Ensuring the purity of pharmaceuticals and how XRF can fast-track elemental analysis

Scientist looking at sample

When you’re training to become a chemist or pharmaceutical scientist, you focus on learning how to form new chemical bonds. Much of your time is spent learning to perform reactions designed by chemists from times gone by. In industry, when you’re making real molecules for real patients, you spend just as much of your time (sometimes more!) on the purification of your molecules. That’s because creating the next best-in-class treatment requires the ability to produce the molecules in a pure form.

Nowhere is this more important than in the fields of scale-up and process development research for manufacturing.

Determining the purity of pharmaceutical drugs

When developing synthesis processes for pharmaceutical APIs, it is critical to ensure that elemental impurities associated with metal catalysts are scavenged prior to downstream processing.

Metal catalysts are a cornerstone of organic chemistry and play a vital role in a number of chemical transformations. However, when used in the synthesis of pharmaceutical APIs, it’s critical to ensure that elemental impurities associated with these catalysts are scavenged down to parts per million (ppm) levels prior to downstream processing.

The effectiveness of scavenging processes is typically determined using inductively coupled plasma spectroscopy (most commonly ICP-OES or ICP-MS). While ICP is highly accurate at detecting very low concentrations of elemental impurities, it’s a very time-consuming and expensive process; waiting for results delays process development decisions and can bring your project to a halt while you wait for results.

Overcoming the pain points of ICP

As the costs and risks associated with drug development continue to rise, pharmaceutical scientists must find innovative ways to improve efficiency across all phases of research and development. And you need to do it without compromising the quality and reliability of your analysis, or you’ll face regulatory compliance challenges as well!

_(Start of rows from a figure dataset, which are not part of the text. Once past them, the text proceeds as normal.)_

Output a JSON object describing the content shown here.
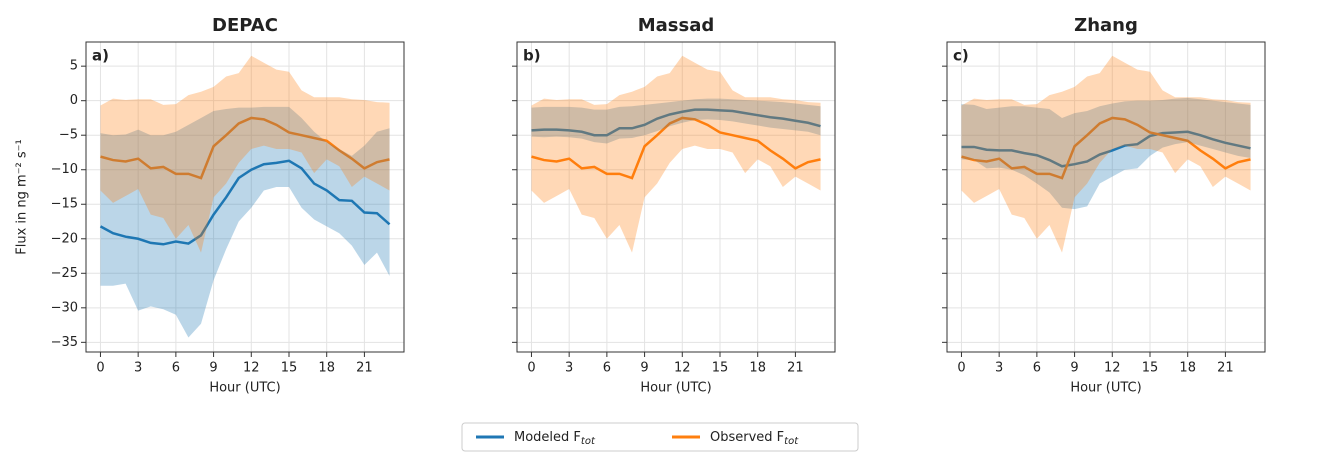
{
  "chart_data": [
    {
      "type": "line",
      "title": "DEPAC",
      "panel_label": "a)",
      "xlabel": "Hour (UTC)",
      "ylabel": "Flux in ng m⁻² s⁻¹",
      "x": [
        0,
        1,
        2,
        3,
        4,
        5,
        6,
        7,
        8,
        9,
        10,
        11,
        12,
        13,
        14,
        15,
        16,
        17,
        18,
        19,
        20,
        21,
        22,
        23
      ],
      "xlim": [
        -1.15,
        24.15
      ],
      "ylim": [
        -36.4,
        8.5
      ],
      "xticks": [
        0,
        3,
        6,
        9,
        12,
        15,
        18,
        21
      ],
      "yticks": [
        {
          "value": -35,
          "label": "−35"
        },
        {
          "value": -30,
          "label": "−30"
        },
        {
          "value": -25,
          "label": "−25"
        },
        {
          "value": -20,
          "label": "−20"
        },
        {
          "value": -15,
          "label": "−15"
        },
        {
          "value": -10,
          "label": "−10"
        },
        {
          "value": -5,
          "label": "−5"
        },
        0,
        5
      ],
      "show_ytick_labels": true,
      "grid": true,
      "series": [
        {
          "color": "#1f77b4",
          "values": [
            -18.2,
            -19.2,
            -19.7,
            -20,
            -20.6,
            -20.8,
            -20.4,
            -20.7,
            -19.5,
            -16.5,
            -14,
            -11.2,
            -10,
            -9.2,
            -9,
            -8.7,
            -9.8,
            -12,
            -13,
            -14.4,
            -14.5,
            -16.2,
            -16.3,
            -17.9
          ],
          "lower": [
            -26.8,
            -26.8,
            -26.5,
            -30.4,
            -29.8,
            -30.2,
            -31,
            -34.3,
            -32.3,
            -26,
            -21.5,
            -17.5,
            -15.5,
            -13,
            -12.5,
            -12.5,
            -15.5,
            -17.2,
            -18.2,
            -19.2,
            -21,
            -23.8,
            -22,
            -25.4
          ],
          "upper": [
            -4.7,
            -5,
            -4.9,
            -4.2,
            -5,
            -5,
            -4.5,
            -3.5,
            -2.5,
            -1.5,
            -1.2,
            -1,
            -1,
            -0.9,
            -0.9,
            -0.9,
            -2.5,
            -4.5,
            -6,
            -7,
            -8,
            -6.5,
            -4.5,
            -4
          ]
        },
        {
          "color": "#ff7f0e",
          "values": [
            -8.1,
            -8.6,
            -8.8,
            -8.4,
            -9.8,
            -9.6,
            -10.6,
            -10.6,
            -11.2,
            -6.6,
            -5,
            -3.3,
            -2.5,
            -2.7,
            -3.5,
            -4.6,
            -5,
            -5.4,
            -5.8,
            -7.2,
            -8.4,
            -9.8,
            -8.9,
            -8.5
          ],
          "lower": [
            -13,
            -14.8,
            -13.8,
            -12.8,
            -16.5,
            -17,
            -20,
            -18,
            -22,
            -14,
            -12,
            -9,
            -7,
            -6.5,
            -7,
            -7,
            -7.5,
            -10.5,
            -8.5,
            -9.5,
            -12.5,
            -11,
            -12,
            -13
          ],
          "upper": [
            -0.7,
            0.3,
            0.1,
            0.2,
            0.2,
            -0.6,
            -0.5,
            0.8,
            1.3,
            2,
            3.5,
            4,
            6.5,
            5.5,
            4.5,
            4.2,
            1.5,
            0.5,
            0.5,
            0.5,
            0.2,
            0.1,
            -0.2,
            -0.3
          ]
        }
      ]
    },
    {
      "type": "line",
      "title": "Massad",
      "panel_label": "b)",
      "xlabel": "Hour (UTC)",
      "x": [
        0,
        1,
        2,
        3,
        4,
        5,
        6,
        7,
        8,
        9,
        10,
        11,
        12,
        13,
        14,
        15,
        16,
        17,
        18,
        19,
        20,
        21,
        22,
        23
      ],
      "xlim": [
        -1.15,
        24.15
      ],
      "ylim": [
        -36.4,
        8.5
      ],
      "xticks": [
        0,
        3,
        6,
        9,
        12,
        15,
        18,
        21
      ],
      "yticks": [
        -35,
        -30,
        -25,
        -20,
        -15,
        -10,
        -5,
        0,
        5
      ],
      "show_ytick_labels": false,
      "grid": true,
      "series": [
        {
          "color": "#1f77b4",
          "values": [
            -4.3,
            -4.2,
            -4.2,
            -4.3,
            -4.5,
            -5,
            -5,
            -4,
            -4,
            -3.5,
            -2.6,
            -2,
            -1.6,
            -1.3,
            -1.3,
            -1.4,
            -1.5,
            -1.8,
            -2.1,
            -2.4,
            -2.6,
            -2.9,
            -3.2,
            -3.7
          ],
          "lower": [
            -5.2,
            -5.3,
            -5.2,
            -5.3,
            -5.5,
            -6,
            -6.2,
            -5.5,
            -5.4,
            -5,
            -4.4,
            -3.7,
            -3.2,
            -2.8,
            -2.7,
            -2.8,
            -3,
            -3.3,
            -3.6,
            -3.9,
            -4.1,
            -4.3,
            -4.5,
            -5
          ],
          "upper": [
            -1,
            -0.9,
            -0.9,
            -0.9,
            -1,
            -1.3,
            -1.3,
            -0.9,
            -0.8,
            -0.6,
            -0.4,
            -0.2,
            0,
            0.2,
            0.3,
            0.3,
            0.2,
            0.1,
            0,
            -0.1,
            -0.2,
            -0.4,
            -0.6,
            -0.8
          ]
        },
        {
          "color": "#ff7f0e",
          "values": [
            -8.1,
            -8.6,
            -8.8,
            -8.4,
            -9.8,
            -9.6,
            -10.6,
            -10.6,
            -11.2,
            -6.6,
            -5,
            -3.3,
            -2.5,
            -2.7,
            -3.5,
            -4.6,
            -5,
            -5.4,
            -5.8,
            -7.2,
            -8.4,
            -9.8,
            -8.9,
            -8.5
          ],
          "lower": [
            -13,
            -14.8,
            -13.8,
            -12.8,
            -16.5,
            -17,
            -20,
            -18,
            -22,
            -14,
            -12,
            -9,
            -7,
            -6.5,
            -7,
            -7,
            -7.5,
            -10.5,
            -8.5,
            -9.5,
            -12.5,
            -11,
            -12,
            -13
          ],
          "upper": [
            -0.7,
            0.3,
            0.1,
            0.2,
            0.2,
            -0.6,
            -0.5,
            0.8,
            1.3,
            2,
            3.5,
            4,
            6.5,
            5.5,
            4.5,
            4.2,
            1.5,
            0.5,
            0.5,
            0.5,
            0.2,
            0.1,
            -0.2,
            -0.3
          ]
        }
      ]
    },
    {
      "type": "line",
      "title": "Zhang",
      "panel_label": "c)",
      "xlabel": "Hour (UTC)",
      "x": [
        0,
        1,
        2,
        3,
        4,
        5,
        6,
        7,
        8,
        9,
        10,
        11,
        12,
        13,
        14,
        15,
        16,
        17,
        18,
        19,
        20,
        21,
        22,
        23
      ],
      "xlim": [
        -1.15,
        24.15
      ],
      "ylim": [
        -36.4,
        8.5
      ],
      "xticks": [
        0,
        3,
        6,
        9,
        12,
        15,
        18,
        21
      ],
      "yticks": [
        -35,
        -30,
        -25,
        -20,
        -15,
        -10,
        -5,
        0,
        5
      ],
      "show_ytick_labels": false,
      "grid": true,
      "series": [
        {
          "color": "#1f77b4",
          "values": [
            -6.7,
            -6.7,
            -7.1,
            -7.2,
            -7.2,
            -7.6,
            -7.9,
            -8.6,
            -9.5,
            -9.2,
            -8.8,
            -7.8,
            -7.2,
            -6.5,
            -6.3,
            -5.1,
            -4.7,
            -4.6,
            -4.5,
            -5,
            -5.6,
            -6.1,
            -6.5,
            -6.9
          ],
          "lower": [
            -8.5,
            -8.6,
            -9.8,
            -9.7,
            -10,
            -10.8,
            -12,
            -13.3,
            -15.5,
            -15.7,
            -15.3,
            -12,
            -11,
            -10,
            -9.8,
            -8,
            -6.8,
            -6.3,
            -6,
            -6.5,
            -7,
            -7.5,
            -8,
            -8.3
          ],
          "upper": [
            -0.5,
            -0.6,
            -1.2,
            -1,
            -0.8,
            -0.8,
            -1,
            -1.2,
            -2.5,
            -1.8,
            -1.5,
            -0.8,
            -0.4,
            -0.1,
            0,
            0,
            0.1,
            0.3,
            0.4,
            0.2,
            0,
            -0.2,
            -0.4,
            -0.6
          ]
        },
        {
          "color": "#ff7f0e",
          "values": [
            -8.1,
            -8.6,
            -8.8,
            -8.4,
            -9.8,
            -9.6,
            -10.6,
            -10.6,
            -11.2,
            -6.6,
            -5,
            -3.3,
            -2.5,
            -2.7,
            -3.5,
            -4.6,
            -5,
            -5.4,
            -5.8,
            -7.2,
            -8.4,
            -9.8,
            -8.9,
            -8.5
          ],
          "lower": [
            -13,
            -14.8,
            -13.8,
            -12.8,
            -16.5,
            -17,
            -20,
            -18,
            -22,
            -14,
            -12,
            -9,
            -7,
            -6.5,
            -7,
            -7,
            -7.5,
            -10.5,
            -8.5,
            -9.5,
            -12.5,
            -11,
            -12,
            -13
          ],
          "upper": [
            -0.7,
            0.3,
            0.1,
            0.2,
            0.2,
            -0.6,
            -0.5,
            0.8,
            1.3,
            2,
            3.5,
            4,
            6.5,
            5.5,
            4.5,
            4.2,
            1.5,
            0.5,
            0.5,
            0.5,
            0.2,
            0.1,
            -0.2,
            -0.3
          ]
        }
      ]
    }
  ],
  "legend": [
    {
      "label": "Modeled F",
      "subscript": "tot"
    },
    {
      "label": "Observed F",
      "subscript": "tot"
    }
  ]
}
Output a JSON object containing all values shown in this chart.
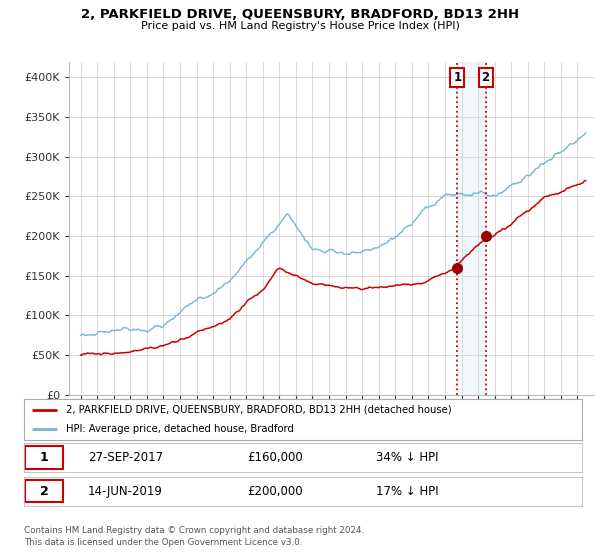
{
  "title": "2, PARKFIELD DRIVE, QUEENSBURY, BRADFORD, BD13 2HH",
  "subtitle": "Price paid vs. HM Land Registry's House Price Index (HPI)",
  "legend_label1": "2, PARKFIELD DRIVE, QUEENSBURY, BRADFORD, BD13 2HH (detached house)",
  "legend_label2": "HPI: Average price, detached house, Bradford",
  "transaction1_date": "27-SEP-2017",
  "transaction1_price": "£160,000",
  "transaction1_note": "34% ↓ HPI",
  "transaction2_date": "14-JUN-2019",
  "transaction2_price": "£200,000",
  "transaction2_note": "17% ↓ HPI",
  "footer": "Contains HM Land Registry data © Crown copyright and database right 2024.\nThis data is licensed under the Open Government Licence v3.0.",
  "hpi_color": "#7ab3d4",
  "property_color": "#cc0000",
  "vline_color": "#cc0000",
  "marker_color": "#990000",
  "ylim": [
    0,
    420000
  ],
  "yticks": [
    0,
    50000,
    100000,
    150000,
    200000,
    250000,
    300000,
    350000,
    400000
  ],
  "ytick_labels": [
    "£0",
    "£50K",
    "£100K",
    "£150K",
    "£200K",
    "£250K",
    "£300K",
    "£350K",
    "£400K"
  ],
  "bg_color": "#ffffff",
  "grid_color": "#cccccc",
  "transaction1_year": 2017.75,
  "transaction2_year": 2019.45,
  "transaction1_prop_value": 160000,
  "transaction2_prop_value": 200000,
  "box_color": "#cc0000",
  "span_color": "#cce0f0",
  "xtick_start": 1995,
  "xtick_end": 2026,
  "xlim_left": 1994.3,
  "xlim_right": 2026.0
}
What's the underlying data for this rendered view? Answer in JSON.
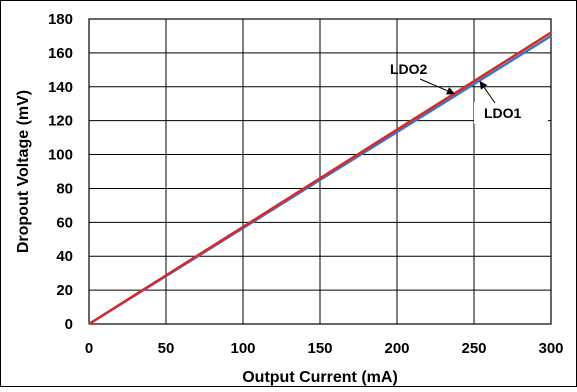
{
  "chart_data": {
    "type": "line",
    "xlabel": "Output Current (mA)",
    "ylabel": "Dropout Voltage (mV)",
    "xlim": [
      0,
      300
    ],
    "ylim": [
      0,
      180
    ],
    "x_ticks": [
      "0",
      "50",
      "100",
      "150",
      "200",
      "250",
      "300"
    ],
    "y_ticks": [
      "0",
      "20",
      "40",
      "60",
      "80",
      "100",
      "120",
      "140",
      "160",
      "180"
    ],
    "grid": true,
    "legend": "none",
    "series": [
      {
        "name": "LDO1",
        "color": "#3b78c3",
        "x": [
          0,
          50,
          100,
          150,
          200,
          250,
          300
        ],
        "y": [
          0,
          28.3,
          56.6,
          85,
          113.3,
          141.6,
          170
        ]
      },
      {
        "name": "LDO2",
        "color": "#d42a2a",
        "x": [
          0,
          50,
          100,
          150,
          200,
          250,
          300
        ],
        "y": [
          0,
          28.7,
          57.3,
          86,
          114.7,
          143.3,
          172
        ]
      }
    ],
    "annotations": [
      {
        "text": "LDO2",
        "series": "LDO2",
        "point": [
          237,
          136
        ]
      },
      {
        "text": "LDO1",
        "series": "LDO1",
        "point": [
          254,
          143
        ]
      }
    ]
  }
}
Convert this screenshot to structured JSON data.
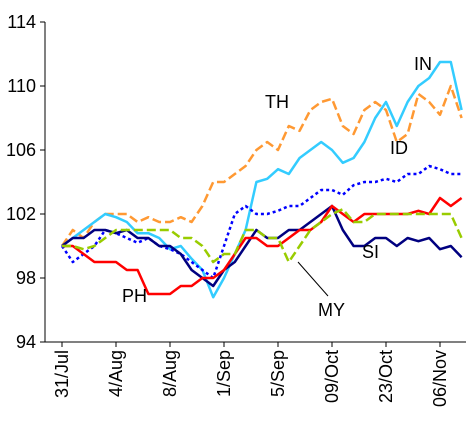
{
  "chart_data": {
    "type": "line",
    "categories": [
      "31/Jul",
      null,
      null,
      null,
      null,
      "4/Aug",
      null,
      null,
      null,
      null,
      "8/Aug",
      null,
      null,
      null,
      null,
      "1/Sep",
      null,
      null,
      null,
      null,
      "5/Sep",
      null,
      null,
      null,
      null,
      "09/Oct",
      null,
      null,
      null,
      null,
      "23/Oct",
      null,
      null,
      null,
      null,
      "06/Nov",
      null,
      null
    ],
    "ylim": [
      94,
      114
    ],
    "yticks": [
      94,
      98,
      102,
      106,
      110,
      114
    ],
    "series": [
      {
        "name": "TH",
        "color": "#ff9933",
        "dash": "dashed",
        "values": [
          100,
          101,
          100.5,
          101.5,
          102,
          102,
          102,
          101.5,
          101.8,
          101.5,
          101.5,
          101.8,
          101.5,
          102.5,
          104,
          104,
          104.5,
          105,
          106,
          106.5,
          106,
          107.5,
          107.2,
          108.5,
          109,
          109.2,
          107.5,
          107,
          108.5,
          109,
          108.5,
          106.5,
          107,
          109.5,
          109,
          108.2,
          110,
          108
        ]
      },
      {
        "name": "IN",
        "color": "#33ccff",
        "dash": "solid",
        "values": [
          100,
          100.5,
          101,
          101.5,
          102,
          101.8,
          101.5,
          100.8,
          100.8,
          100.5,
          99.8,
          100,
          99.2,
          98.5,
          96.8,
          98,
          99.5,
          101,
          104,
          104.2,
          104.8,
          104.5,
          105.5,
          106,
          106.5,
          106,
          105.2,
          105.5,
          106.5,
          108,
          109,
          107.5,
          109,
          110,
          110.5,
          111.5,
          111.5,
          108.5
        ]
      },
      {
        "name": "ID",
        "color": "#0000ff",
        "dash": "dotted",
        "values": [
          100,
          99,
          99.5,
          100,
          101,
          100.8,
          100.5,
          100.2,
          100.5,
          100,
          99.8,
          99.5,
          99,
          98.5,
          98,
          100,
          102,
          102.5,
          102,
          102,
          102.2,
          102.5,
          102.5,
          103,
          103.5,
          103.5,
          103.2,
          103.8,
          104,
          104,
          104.2,
          104,
          104.5,
          104.5,
          105,
          104.8,
          104.5,
          104.5
        ]
      },
      {
        "name": "SI",
        "color": "#000080",
        "dash": "solid",
        "values": [
          100,
          100.5,
          100.5,
          101,
          101,
          100.8,
          101,
          100.5,
          100.5,
          100,
          100,
          99.5,
          98.5,
          98,
          97.5,
          98.5,
          99,
          100,
          101,
          100.5,
          100.5,
          101,
          101,
          101.5,
          102,
          102.5,
          101,
          100,
          100,
          100.5,
          100.5,
          100,
          100.5,
          100.3,
          100.5,
          99.8,
          100,
          99.3
        ]
      },
      {
        "name": "PH",
        "color": "#ff0000",
        "dash": "solid",
        "values": [
          100,
          100,
          99.5,
          99,
          99,
          99,
          98.5,
          98.5,
          97,
          97,
          97,
          97.5,
          97.5,
          98,
          98,
          98.5,
          99.5,
          100.5,
          100.5,
          100,
          100,
          100.5,
          101,
          101,
          101.5,
          102.5,
          102,
          101.5,
          102,
          102,
          102,
          102,
          102,
          102.2,
          102,
          103,
          102.5,
          103
        ]
      },
      {
        "name": "MY",
        "color": "#99cc00",
        "dash": "dashed",
        "values": [
          100,
          100,
          99.8,
          100,
          100.5,
          101,
          101,
          101,
          101,
          101,
          101,
          100.5,
          100.5,
          100,
          99,
          99.5,
          99.5,
          101,
          101,
          100.5,
          100.5,
          99,
          100,
          101,
          101.5,
          102,
          102.3,
          101.5,
          101.5,
          102,
          102,
          102,
          102,
          102,
          102,
          102,
          102,
          100.5
        ]
      }
    ]
  }
}
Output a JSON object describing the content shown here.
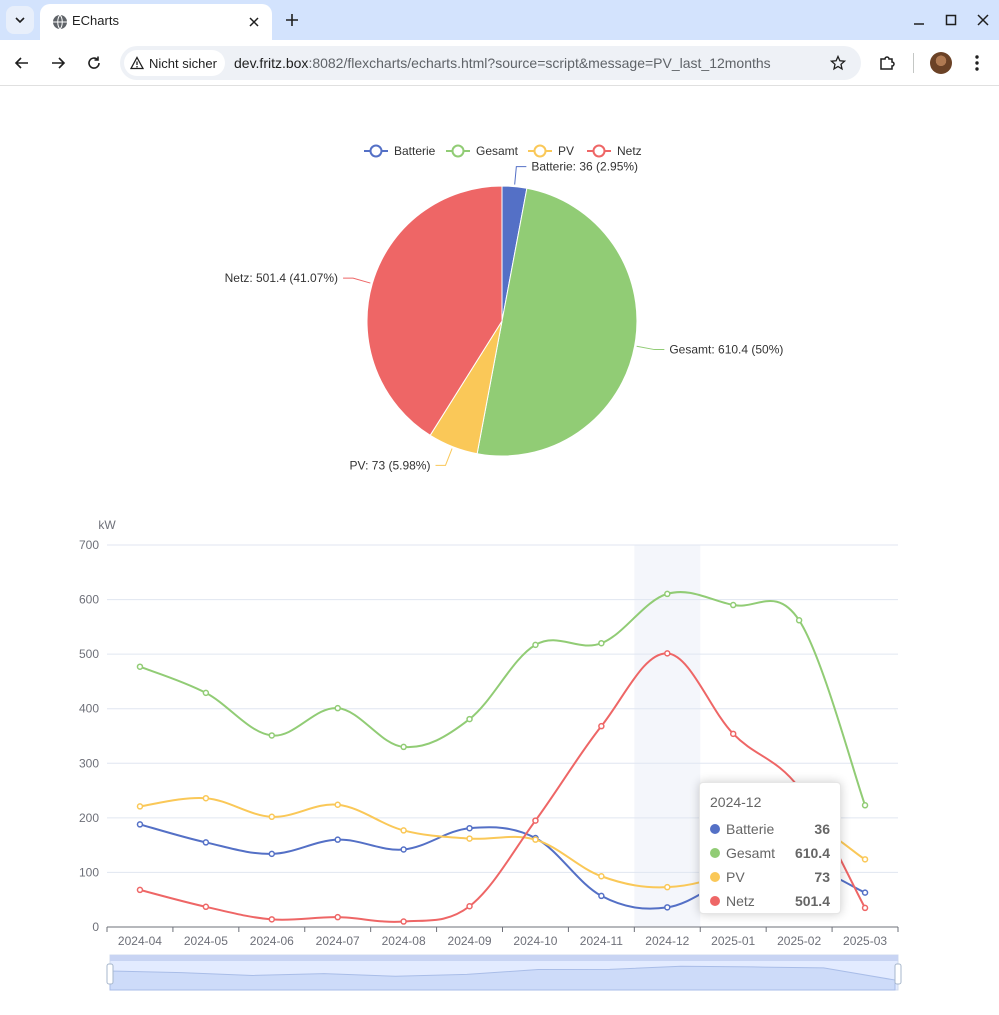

Over the years, my colleagues and I have interviewed many pharmaceutical scientists who use ICP. Through these conversations, we have come across a number of pain points that these customers encounter with ICP.

PAIN POINTS OF ICP USERS

  • Slow feedback loop due to the time needed for sample preparation
  • It’s not possible to put ICP in remote places or at production lines – due to the infrastructure & utilities required
  • It’s very labor intensive – ICP requires dedicated, highly trained operators
  • ICP requires the use of hazardous chemicals, which are dangerous to users and bad for the environment
  • It has a high cost of operation
  • It’s difficult to measure halogens
  • Accidents with the chemicals and glassware
  • There are no screening tools

In this list of pain points, sample preparation is a BIG one that keeps coming up. It’s a very tedious and lengthy process because you have a powdered sample that needs to be dissolved in a liquid. This process can take anywhere from 24 to 48 hours, depending on the sample, elements and concentrations, and even longer if you have to outsource your analysis.

Download whitepaper on the strategic advantages of incorporating XRF analysis into pharmaceutical workflows

XRF: A robust solution for ensuring the purity of pharmaceuticals

X-ray fluorescence (XRF) is a rapid, easy-to-use, and easy-to-deploy tool for screening elemental impurities in support of drug synthesis process development. XRF can be used as a cost-effective and time-efficient means of performing metal catalyst scavenging to assist in the optimization of drug synthesis processes.

The safe manufacture and delivery of pharmaceutical products requires companies to ensure that patient exposure to toxic elements such as lead (Pb), mercury (Hg), arsenic (As) and cadmium (Cd) is controlled within safe limits as part of their drug dosage regimens. In response to this need, the International Conference on Harmonization (ICH) has issued guidance in ICH Q3D on acceptable exposure limits for 24 potentially toxic elements in oral, parenteral, and inhaled drug products. Compendial guidance, such as that provided in United States Pharmacopeia (USP) chapters <232> and <233>, supports ICH Q3D and provides additional guidance on the measurement procedures that can be used to assess the presence and concentration of elemental impurities. As of 2018, compliance with USP <232> and USP <233> is required for all pharmaceutical companies supplying the US market. High-end XRF instruments can meet all of these standards.